Hechos 7:54-60
El apóstol Pedro lleno del Espíritu Santo predicó el evangelio y se convirtieron tres mil personas. Esteban también lleno del Espíritu Santo habló la palabra de Dios a una multitud y le mataron. ¿Qué era la voluntad de Dios? Porque Pedro siguió vivo después de que su predicación diera fruto visible, desatando una ola de conversiones; pero Esteban sin embargo murió desatando una persecución.
Si vivimos entregados al Señor, él hará su voluntad y su voluntad es perfecta (Romanos 12:2) aunque al momento no la entendamos, o no veamos su fruto como nosotros esperamos, o cause resultados muy dolorosos.
Aquellos tres mil que se convirtieron y luego cinco mil más por la predicación de Pedro, dio lugar a un poderoso movimiento de la naciente iglesia del Señor Jesucristo en Jerusalén, afectando a judíos de todas las partes, incluso a sacerdotes, y produciendo milagros de parte del Señor en la gente. Nuevos discípulos se estaban haciendo y se ponían manos a la obra del Señor como era el caso de Esteban. Esto era voluntad del Señor.

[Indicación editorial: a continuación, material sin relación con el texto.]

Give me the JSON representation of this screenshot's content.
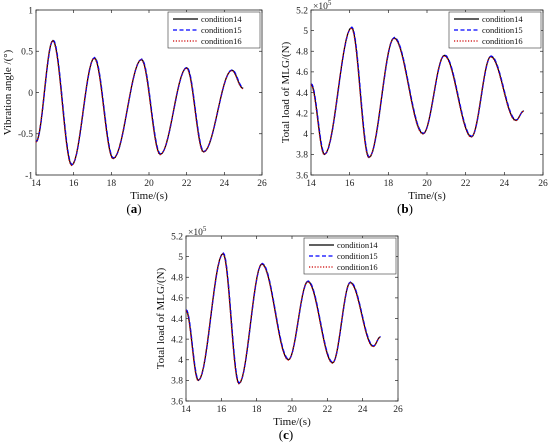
{
  "panels": [
    {
      "label_prefix": "(",
      "label_letter": "a",
      "label_suffix": ")"
    },
    {
      "label_prefix": "(",
      "label_letter": "b",
      "label_suffix": ")"
    },
    {
      "label_prefix": "(",
      "label_letter": "c",
      "label_suffix": ")"
    }
  ],
  "chart_data": [
    {
      "type": "line",
      "xlabel": "Time/(s)",
      "ylabel": "Vibration angle /(°)",
      "xlim": [
        14,
        26
      ],
      "ylim": [
        -1,
        1
      ],
      "xticks": [
        "14",
        "16",
        "18",
        "20",
        "22",
        "24",
        "26"
      ],
      "yticks": [
        "-1",
        "-0.5",
        "0",
        "0.5",
        "1"
      ],
      "exponent_label": "",
      "legend_position": "top-right",
      "grid": false,
      "series": [
        {
          "name": "condition14",
          "color": "#000000",
          "style": "solid"
        },
        {
          "name": "condition15",
          "color": "#0000ff",
          "style": "dashed"
        },
        {
          "name": "condition16",
          "color": "#cc0000",
          "style": "dotted"
        }
      ],
      "extrema": [
        [
          14.0,
          -0.6
        ],
        [
          14.9,
          0.63
        ],
        [
          15.9,
          -0.88
        ],
        [
          17.1,
          0.42
        ],
        [
          18.1,
          -0.8
        ],
        [
          19.6,
          0.4
        ],
        [
          20.6,
          -0.75
        ],
        [
          22.0,
          0.3
        ],
        [
          22.9,
          -0.72
        ],
        [
          24.4,
          0.27
        ],
        [
          25.0,
          0.05
        ]
      ]
    },
    {
      "type": "line",
      "xlabel": "Time/(s)",
      "ylabel": "Total load of MLG/(N)",
      "xlim": [
        14,
        26
      ],
      "ylim": [
        3.6,
        5.2
      ],
      "xticks": [
        "14",
        "16",
        "18",
        "20",
        "22",
        "24",
        "26"
      ],
      "yticks": [
        "3.6",
        "3.8",
        "4",
        "4.2",
        "4.4",
        "4.6",
        "4.8",
        "5",
        "5.2"
      ],
      "exponent_label": "×10^5",
      "legend_position": "top-right",
      "grid": false,
      "series": [
        {
          "name": "condition14",
          "color": "#000000",
          "style": "solid"
        },
        {
          "name": "condition15",
          "color": "#0000ff",
          "style": "dashed"
        },
        {
          "name": "condition16",
          "color": "#cc0000",
          "style": "dotted"
        }
      ],
      "extrema": [
        [
          14.0,
          4.48
        ],
        [
          14.7,
          3.8
        ],
        [
          16.1,
          5.03
        ],
        [
          17.0,
          3.77
        ],
        [
          18.3,
          4.93
        ],
        [
          19.8,
          4.0
        ],
        [
          20.9,
          4.76
        ],
        [
          22.3,
          3.97
        ],
        [
          23.3,
          4.75
        ],
        [
          24.6,
          4.13
        ],
        [
          25.0,
          4.22
        ]
      ]
    },
    {
      "type": "line",
      "xlabel": "Time/(s)",
      "ylabel": "Total load of MLG/(N)",
      "xlim": [
        14,
        26
      ],
      "ylim": [
        3.6,
        5.2
      ],
      "xticks": [
        "14",
        "16",
        "18",
        "20",
        "22",
        "24",
        "26"
      ],
      "yticks": [
        "3.6",
        "3.8",
        "4",
        "4.2",
        "4.4",
        "4.6",
        "4.8",
        "5",
        "5.2"
      ],
      "exponent_label": "×10^5",
      "legend_position": "top-right",
      "grid": false,
      "series": [
        {
          "name": "condition14",
          "color": "#000000",
          "style": "solid"
        },
        {
          "name": "condition15",
          "color": "#0000ff",
          "style": "dashed"
        },
        {
          "name": "condition16",
          "color": "#cc0000",
          "style": "dotted"
        }
      ],
      "extrema": [
        [
          14.0,
          4.48
        ],
        [
          14.7,
          3.8
        ],
        [
          16.1,
          5.03
        ],
        [
          17.0,
          3.77
        ],
        [
          18.3,
          4.93
        ],
        [
          19.8,
          4.0
        ],
        [
          20.9,
          4.76
        ],
        [
          22.3,
          3.97
        ],
        [
          23.3,
          4.75
        ],
        [
          24.6,
          4.13
        ],
        [
          25.0,
          4.22
        ]
      ]
    }
  ]
}
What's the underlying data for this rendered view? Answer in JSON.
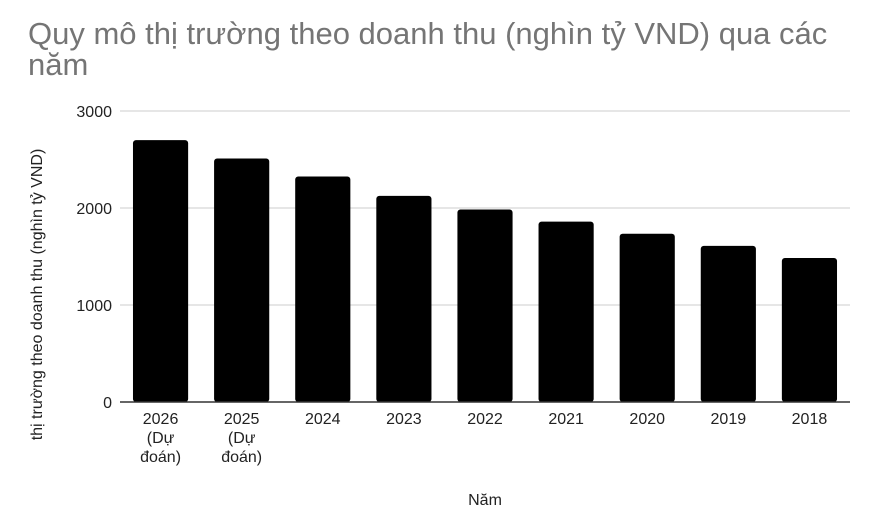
{
  "chart_data": {
    "type": "bar",
    "title": "Quy mô thị trường theo doanh thu (nghìn tỷ VND) qua các năm",
    "xlabel": "Năm",
    "ylabel": "thị trường theo doanh thu (nghìn tỷ VND)",
    "categories": [
      "2026 (Dự đoán)",
      "2025 (Dự đoán)",
      "2024",
      "2023",
      "2022",
      "2021",
      "2020",
      "2019",
      "2018"
    ],
    "category_lines": [
      [
        "2026",
        "(Dự",
        "đoán)"
      ],
      [
        "2025",
        "(Dự",
        "đoán)"
      ],
      [
        "2024"
      ],
      [
        "2023"
      ],
      [
        "2022"
      ],
      [
        "2021"
      ],
      [
        "2020"
      ],
      [
        "2019"
      ],
      [
        "2018"
      ]
    ],
    "values": [
      2700,
      2510,
      2325,
      2125,
      1985,
      1860,
      1735,
      1610,
      1485
    ],
    "ylim": [
      0,
      3000
    ],
    "yticks": [
      "0",
      "1000",
      "2000",
      "3000"
    ],
    "grid": true,
    "bar_color": "#000000"
  }
}
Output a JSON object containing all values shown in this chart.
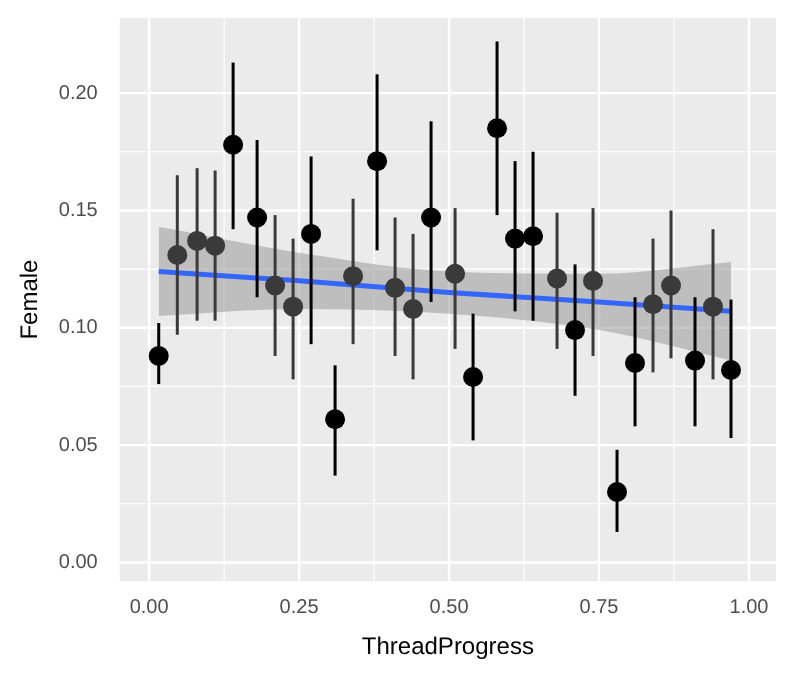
{
  "chart_data": {
    "type": "scatter",
    "xlabel": "ThreadProgress",
    "ylabel": "Female",
    "xlim": [
      -0.049,
      1.045
    ],
    "ylim": [
      -0.008,
      0.232
    ],
    "xticks": [
      {
        "value": 0,
        "label": "0.00"
      },
      {
        "value": 0.25,
        "label": "0.25"
      },
      {
        "value": 0.5,
        "label": "0.50"
      },
      {
        "value": 0.75,
        "label": "0.75"
      },
      {
        "value": 1,
        "label": "1.00"
      }
    ],
    "yticks": [
      {
        "value": 0,
        "label": "0.00"
      },
      {
        "value": 0.05,
        "label": "0.05"
      },
      {
        "value": 0.1,
        "label": "0.10"
      },
      {
        "value": 0.15,
        "label": "0.15"
      },
      {
        "value": 0.2,
        "label": "0.20"
      }
    ],
    "grid": true,
    "legend": false,
    "series": [
      {
        "marker": "circle",
        "x": [
          0.016,
          0.047,
          0.08,
          0.11,
          0.14,
          0.18,
          0.21,
          0.24,
          0.27,
          0.31,
          0.34,
          0.38,
          0.41,
          0.44,
          0.47,
          0.51,
          0.54,
          0.58,
          0.61,
          0.64,
          0.68,
          0.71,
          0.74,
          0.78,
          0.81,
          0.84,
          0.87,
          0.91,
          0.94,
          0.97
        ],
        "values": [
          0.088,
          0.131,
          0.137,
          0.135,
          0.178,
          0.147,
          0.118,
          0.109,
          0.14,
          0.061,
          0.122,
          0.171,
          0.117,
          0.108,
          0.147,
          0.123,
          0.079,
          0.185,
          0.138,
          0.139,
          0.121,
          0.099,
          0.12,
          0.03,
          0.085,
          0.11,
          0.118,
          0.086,
          0.109,
          0.082
        ],
        "errors": [
          [
            0.076,
            0.102
          ],
          [
            0.097,
            0.165
          ],
          [
            0.103,
            0.168
          ],
          [
            0.103,
            0.167
          ],
          [
            0.142,
            0.213
          ],
          [
            0.113,
            0.18
          ],
          [
            0.088,
            0.148
          ],
          [
            0.078,
            0.138
          ],
          [
            0.093,
            0.173
          ],
          [
            0.037,
            0.084
          ],
          [
            0.093,
            0.155
          ],
          [
            0.133,
            0.208
          ],
          [
            0.088,
            0.147
          ],
          [
            0.078,
            0.14
          ],
          [
            0.111,
            0.188
          ],
          [
            0.091,
            0.151
          ],
          [
            0.052,
            0.106
          ],
          [
            0.148,
            0.222
          ],
          [
            0.107,
            0.171
          ],
          [
            0.103,
            0.175
          ],
          [
            0.091,
            0.149
          ],
          [
            0.071,
            0.127
          ],
          [
            0.088,
            0.151
          ],
          [
            0.013,
            0.048
          ],
          [
            0.058,
            0.113
          ],
          [
            0.081,
            0.138
          ],
          [
            0.087,
            0.15
          ],
          [
            0.058,
            0.113
          ],
          [
            0.078,
            0.142
          ],
          [
            0.053,
            0.112
          ]
        ],
        "colors": [
          "#000000",
          "#3a3a3a",
          "#3a3a3a",
          "#3a3a3a",
          "#000000",
          "#000000",
          "#3a3a3a",
          "#3a3a3a",
          "#000000",
          "#000000",
          "#3a3a3a",
          "#000000",
          "#3a3a3a",
          "#3a3a3a",
          "#000000",
          "#3a3a3a",
          "#000000",
          "#000000",
          "#000000",
          "#000000",
          "#3a3a3a",
          "#000000",
          "#3a3a3a",
          "#000000",
          "#000000",
          "#3a3a3a",
          "#3a3a3a",
          "#000000",
          "#3a3a3a",
          "#000000"
        ]
      },
      {
        "type": "line",
        "color": "#3366ff",
        "x": [
          0.016,
          0.25,
          0.5,
          0.75,
          0.97
        ],
        "values": [
          0.124,
          0.12,
          0.115,
          0.111,
          0.107
        ],
        "lower": [
          0.105,
          0.108,
          0.106,
          0.099,
          0.086
        ],
        "upper": [
          0.143,
          0.132,
          0.124,
          0.123,
          0.128
        ]
      }
    ]
  }
}
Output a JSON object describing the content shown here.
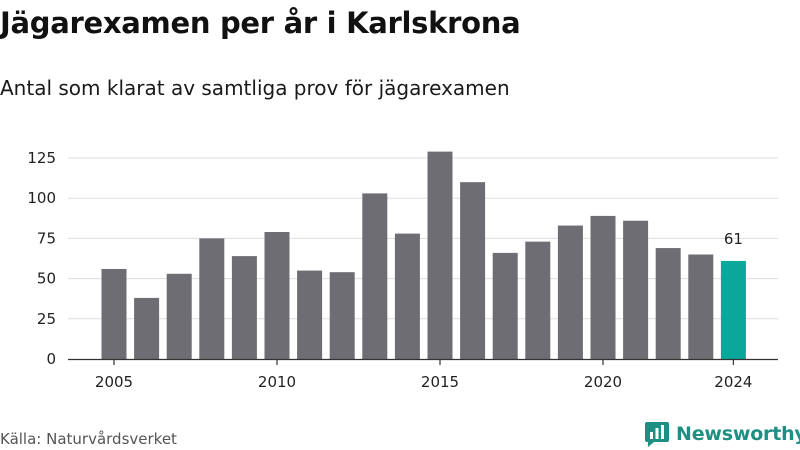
{
  "title": "Jägarexamen per år i Karlskrona",
  "subtitle": "Antal som klarat av samtliga prov för jägarexamen",
  "source": "Källa: Naturvårdsverket",
  "brand": {
    "name": "Newsworthy",
    "icon": "newsworthy-logo-icon",
    "color": "#1f8f84"
  },
  "colors": {
    "bar": "#6e6d73",
    "highlight": "#0aa89a",
    "grid": "#dddddd",
    "axis": "#333333"
  },
  "chart_data": {
    "type": "bar",
    "title": "Jägarexamen per år i Karlskrona",
    "subtitle": "Antal som klarat av samtliga prov för jägarexamen",
    "xlabel": "",
    "ylabel": "",
    "x": [
      2005,
      2006,
      2007,
      2008,
      2009,
      2010,
      2011,
      2012,
      2013,
      2014,
      2015,
      2016,
      2017,
      2018,
      2019,
      2020,
      2021,
      2022,
      2023,
      2024
    ],
    "values": [
      56,
      38,
      53,
      75,
      64,
      79,
      55,
      54,
      103,
      78,
      129,
      110,
      66,
      73,
      83,
      89,
      86,
      69,
      65,
      61
    ],
    "ylim": [
      0,
      130
    ],
    "yticks": [
      0,
      25,
      50,
      75,
      100,
      125
    ],
    "xticks": [
      2005,
      2010,
      2015,
      2020,
      2024
    ],
    "highlight": {
      "x": 2024,
      "label": "61"
    },
    "grid": true,
    "legend": "none"
  }
}
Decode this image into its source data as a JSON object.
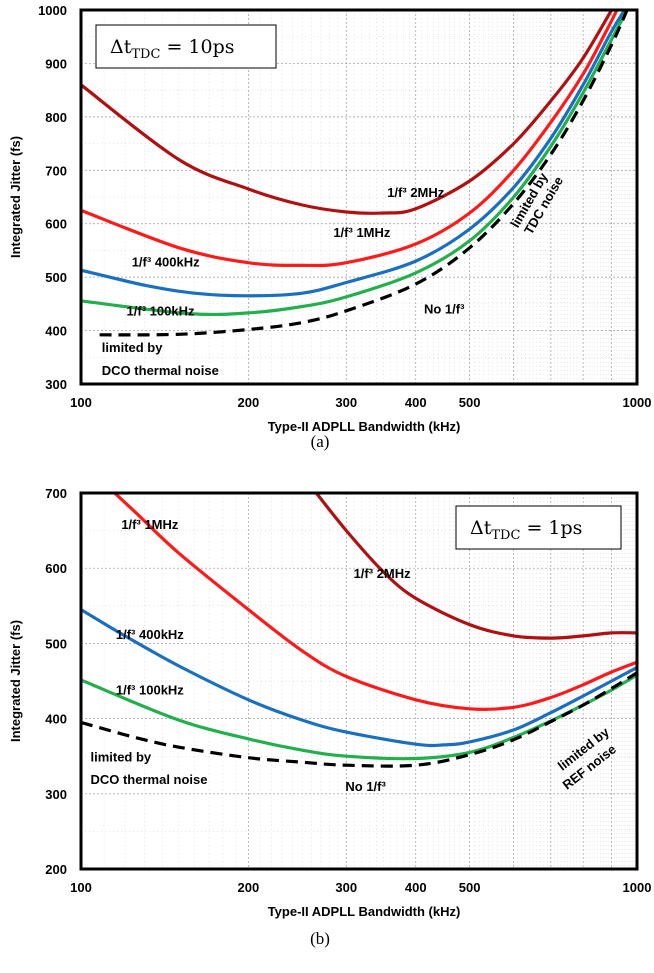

Y con Esteban, no solo estaban ocurriendo maravillas en el pueblo sino que con llenura y sabiduría del Espíritu se daba a conocer una vez más la palabra y la obra del evangelio del reino de Dios. Aún un hombre llamado Saulo, que luego sería el apóstol Pablo, recibía testimonio por medio de lo que ocurrió a Esteban, testimonio necesario para su posterior conversión. Pero el Señor había dicho que su evangelio se llevara no solo a Jerusalén y Judea sino hasta lo último de la tierra. Y por causa del testimonio y muerte de Esteban se desató una terrible persecución contra los cristianos que dio lugar a que éstos salieran de Jerusalén y se dispersaran por todas partes, dando lugar también a la dispersión del evangelio. Esto también era voluntad del Señor.
No siempre la voluntad del Señor es visible a nuestros ojos y entendimiento, pero a su tiempo y en su forma, si fuimos guiados por el Espíritu Santo, veremos el fruto divino. Busquemos ser llenos del Espíritu Santo para ser guiados conforme a la voluntad del Señor, porque la voluntad del Señor es perfecta.